The recent Queensland floods (as do most disasters) brought out the best and worst in politicians. Let’s get the worst out of the way. There were some remarkably silly responses to the floods, and I have picked four from across much of the political spectrum to show my fairness. First, and as usual so quick off the blocks that the rain was still coming down, was Barnaby Joyce (speak in haste, repent in leisure, that’s our Barnaby, although I doubt he does much repenting). “Build more dams” “build more dams” came the cry, a demand that seems to be so ingrained in the National Party psyche that they could repeat it in their sleep. Barnaby seemed to simultaneously want dams kept empty to await a new flood event, and kept full to please the irrigators. Perhaps he is a dam half full kind of guy. The name “dam” is short for “damage” Barnaby, they destroy river ecosystems, and they wouldn’t have prevented the flooding. Destroying a river in order to save it seems an odd strategy.
Then came Bob Katter who seems to think that “climate change” only means one kind of change. He huffed and puffed about how those environmentalists couldn’t make up their minds, one day blaming drought on global warming, the next day floods. Bob, of course, blames nothing on global warming, so I guess he doesn’t think anything is changing, even as he surveys the rural wreckage left by record high temperatures, record long droughts, record high rainfalls, record flood events. The key, Bob, is in the word “record” – quote Dorothea McKellar all you like, the issue isn’t that Australia has had floods and droughts before, of course it has, the issue is the extent of those events. More heat in air and sea and land can add more water vapour in the air and less in the soil, and more energy to weather systems. So yes, Bob, climate change can result, at different times, in both severe droughts and floods. We are starting to see the effects of adding all that CO2 to the air.
Tony Abbott, never missing a chance to say “great big new tax”, said that there was no need for a levy to deal with the unprecedented events, that we should just get rid of the broadband network, oh and sell off another public asset, Medibank, as well. Selling off family silver to pay for a disaster seems to me an odd way to manage your affairs, but then I’m not a Liberal. Tony has a very mentally impoverished vision for the future of Australia, but he might have resisted using a disaster like this to yet again promote it.

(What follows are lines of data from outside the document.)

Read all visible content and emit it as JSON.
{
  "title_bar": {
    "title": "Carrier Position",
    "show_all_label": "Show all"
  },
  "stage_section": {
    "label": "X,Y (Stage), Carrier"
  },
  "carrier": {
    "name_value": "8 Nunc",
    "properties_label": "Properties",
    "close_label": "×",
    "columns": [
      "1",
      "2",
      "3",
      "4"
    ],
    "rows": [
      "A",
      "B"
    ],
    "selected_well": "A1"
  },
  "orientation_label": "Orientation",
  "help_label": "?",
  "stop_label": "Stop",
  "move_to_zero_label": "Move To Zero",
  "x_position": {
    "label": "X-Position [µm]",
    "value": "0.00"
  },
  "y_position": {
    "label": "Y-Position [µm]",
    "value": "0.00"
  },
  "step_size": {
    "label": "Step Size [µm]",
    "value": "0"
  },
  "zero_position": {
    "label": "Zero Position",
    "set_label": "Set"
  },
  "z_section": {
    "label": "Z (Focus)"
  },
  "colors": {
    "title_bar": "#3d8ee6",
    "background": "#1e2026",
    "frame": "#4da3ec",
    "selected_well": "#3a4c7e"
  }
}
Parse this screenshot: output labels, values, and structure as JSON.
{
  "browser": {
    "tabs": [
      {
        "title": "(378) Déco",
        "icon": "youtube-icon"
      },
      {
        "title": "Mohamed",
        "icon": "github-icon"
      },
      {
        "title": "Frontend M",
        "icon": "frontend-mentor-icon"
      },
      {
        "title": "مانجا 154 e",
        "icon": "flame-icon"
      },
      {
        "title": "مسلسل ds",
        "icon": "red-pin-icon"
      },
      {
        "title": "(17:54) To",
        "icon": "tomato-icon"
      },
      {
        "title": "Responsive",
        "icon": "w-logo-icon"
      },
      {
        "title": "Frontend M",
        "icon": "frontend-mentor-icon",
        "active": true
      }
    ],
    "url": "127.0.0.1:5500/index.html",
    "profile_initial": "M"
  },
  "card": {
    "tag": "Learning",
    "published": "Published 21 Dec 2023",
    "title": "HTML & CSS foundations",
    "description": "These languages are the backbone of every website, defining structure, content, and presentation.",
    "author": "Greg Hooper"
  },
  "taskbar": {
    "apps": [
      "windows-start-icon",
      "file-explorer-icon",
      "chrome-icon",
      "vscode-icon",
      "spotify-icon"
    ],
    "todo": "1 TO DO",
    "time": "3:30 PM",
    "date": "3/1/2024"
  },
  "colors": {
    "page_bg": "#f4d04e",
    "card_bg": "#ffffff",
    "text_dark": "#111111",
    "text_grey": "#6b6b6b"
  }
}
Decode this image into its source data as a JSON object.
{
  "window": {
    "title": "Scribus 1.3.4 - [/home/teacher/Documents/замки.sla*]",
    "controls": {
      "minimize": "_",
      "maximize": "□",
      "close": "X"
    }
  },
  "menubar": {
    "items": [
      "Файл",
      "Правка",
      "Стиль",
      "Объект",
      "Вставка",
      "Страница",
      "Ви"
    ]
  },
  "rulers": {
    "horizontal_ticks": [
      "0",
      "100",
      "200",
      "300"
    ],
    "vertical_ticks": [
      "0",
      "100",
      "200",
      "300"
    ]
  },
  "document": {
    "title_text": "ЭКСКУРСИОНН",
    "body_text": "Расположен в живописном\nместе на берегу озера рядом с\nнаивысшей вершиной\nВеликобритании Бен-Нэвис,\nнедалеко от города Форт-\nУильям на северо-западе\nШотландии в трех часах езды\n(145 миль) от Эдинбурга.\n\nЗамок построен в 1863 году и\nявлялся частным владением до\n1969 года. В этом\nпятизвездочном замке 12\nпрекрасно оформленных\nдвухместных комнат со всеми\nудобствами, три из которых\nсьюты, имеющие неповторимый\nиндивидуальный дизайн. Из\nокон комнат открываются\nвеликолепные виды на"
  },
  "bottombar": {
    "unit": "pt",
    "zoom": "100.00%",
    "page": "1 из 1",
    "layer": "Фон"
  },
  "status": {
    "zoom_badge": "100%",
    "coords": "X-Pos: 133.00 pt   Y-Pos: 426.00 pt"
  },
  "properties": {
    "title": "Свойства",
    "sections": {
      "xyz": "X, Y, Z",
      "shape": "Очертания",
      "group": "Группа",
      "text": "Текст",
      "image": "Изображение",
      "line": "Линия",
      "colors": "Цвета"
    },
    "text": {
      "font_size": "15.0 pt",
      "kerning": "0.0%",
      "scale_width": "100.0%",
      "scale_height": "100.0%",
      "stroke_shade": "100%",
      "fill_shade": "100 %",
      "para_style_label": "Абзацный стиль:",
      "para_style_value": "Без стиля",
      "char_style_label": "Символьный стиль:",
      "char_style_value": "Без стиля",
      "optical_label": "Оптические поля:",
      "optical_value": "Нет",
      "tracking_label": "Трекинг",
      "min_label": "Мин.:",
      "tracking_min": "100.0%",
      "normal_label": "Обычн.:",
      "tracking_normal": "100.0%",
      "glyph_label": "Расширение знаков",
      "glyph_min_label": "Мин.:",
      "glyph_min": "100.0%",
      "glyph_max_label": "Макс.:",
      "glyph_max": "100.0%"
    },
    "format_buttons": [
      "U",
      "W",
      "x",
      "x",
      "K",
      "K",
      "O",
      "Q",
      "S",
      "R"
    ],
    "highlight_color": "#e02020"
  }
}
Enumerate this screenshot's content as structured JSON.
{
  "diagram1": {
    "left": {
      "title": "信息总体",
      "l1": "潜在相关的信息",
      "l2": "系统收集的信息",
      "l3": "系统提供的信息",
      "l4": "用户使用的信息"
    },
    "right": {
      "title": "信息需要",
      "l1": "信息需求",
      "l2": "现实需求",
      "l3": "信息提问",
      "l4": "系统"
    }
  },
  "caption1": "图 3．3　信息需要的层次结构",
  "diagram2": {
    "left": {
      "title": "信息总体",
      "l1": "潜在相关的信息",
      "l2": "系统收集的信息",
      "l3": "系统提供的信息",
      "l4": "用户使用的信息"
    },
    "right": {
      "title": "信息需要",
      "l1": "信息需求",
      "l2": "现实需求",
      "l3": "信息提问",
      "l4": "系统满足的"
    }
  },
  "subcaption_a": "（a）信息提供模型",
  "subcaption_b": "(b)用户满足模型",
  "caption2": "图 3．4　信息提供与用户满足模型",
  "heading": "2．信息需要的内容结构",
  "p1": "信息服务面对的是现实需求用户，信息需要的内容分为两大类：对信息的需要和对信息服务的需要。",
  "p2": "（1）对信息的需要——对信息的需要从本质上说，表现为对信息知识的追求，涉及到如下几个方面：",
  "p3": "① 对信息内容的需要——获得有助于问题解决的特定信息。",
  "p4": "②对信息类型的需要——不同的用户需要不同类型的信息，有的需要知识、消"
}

And then there was Julia Gillard, completely unable to cut through all the nonsense and say “listen guys, Queensland is a mess, the disaster wasn’t predicted, but obviously we need to help people get back into homes, get infrastructure repaired, help businesses and farmers get back on their feet. The magnitude of the disaster is so great that I am delaying, by a year, the purely arbitrary aim of budget surplus in 3 years. There was never any real reason for picking one year rather than another, so the delay doesn’t matter at all. On the other hand if we leave the Queensland economy as a basket case it is going to have a terrible impact on the budget bottom line. So I am being prime ministerial here and making a decision in the interests of the country”. Did she say that? No she didn’t, the budget surplus year was, it seems, sacrosanct, so in order to pay for the disaster she would cut expenditure elsewhere. It was the same short-sighted and foolish approach as Tony’s.
But there were two good politicians in all this, and again, to be fair, one from each side of Queensland politics. Anna Bligh, a premier I had previously little regard for, rose to the occasion as if her whole life had prepared her for just such a moment. She seemed to work 24 hours a day, she was calm, efficient, empathetic. A great performance. And there was John-Paul Langbroek, opposition leader. Did he carp and criticise and complain in a glass half empty kind of way? He did not, he congratulated Anna on doing a good job. He also rose in my estimation as a result.
An enquiry into the floods is essential – land use and land clearing and vegetation removal from rivers and development approvals all need consideration. Levee banks seem to have been a success in places and redirect water without environmental damage. Re-vegetating water catchments and creeks would be a good longer term strategy. As would reducing global warming. Politicians with vision might start exploring the ways in which human activity contributes to “Mother Nature” disasters, and how it can be used to lessen the impacts. Not much vision from Joyce, Katter, Abbott and Gillard last week I’m afraid.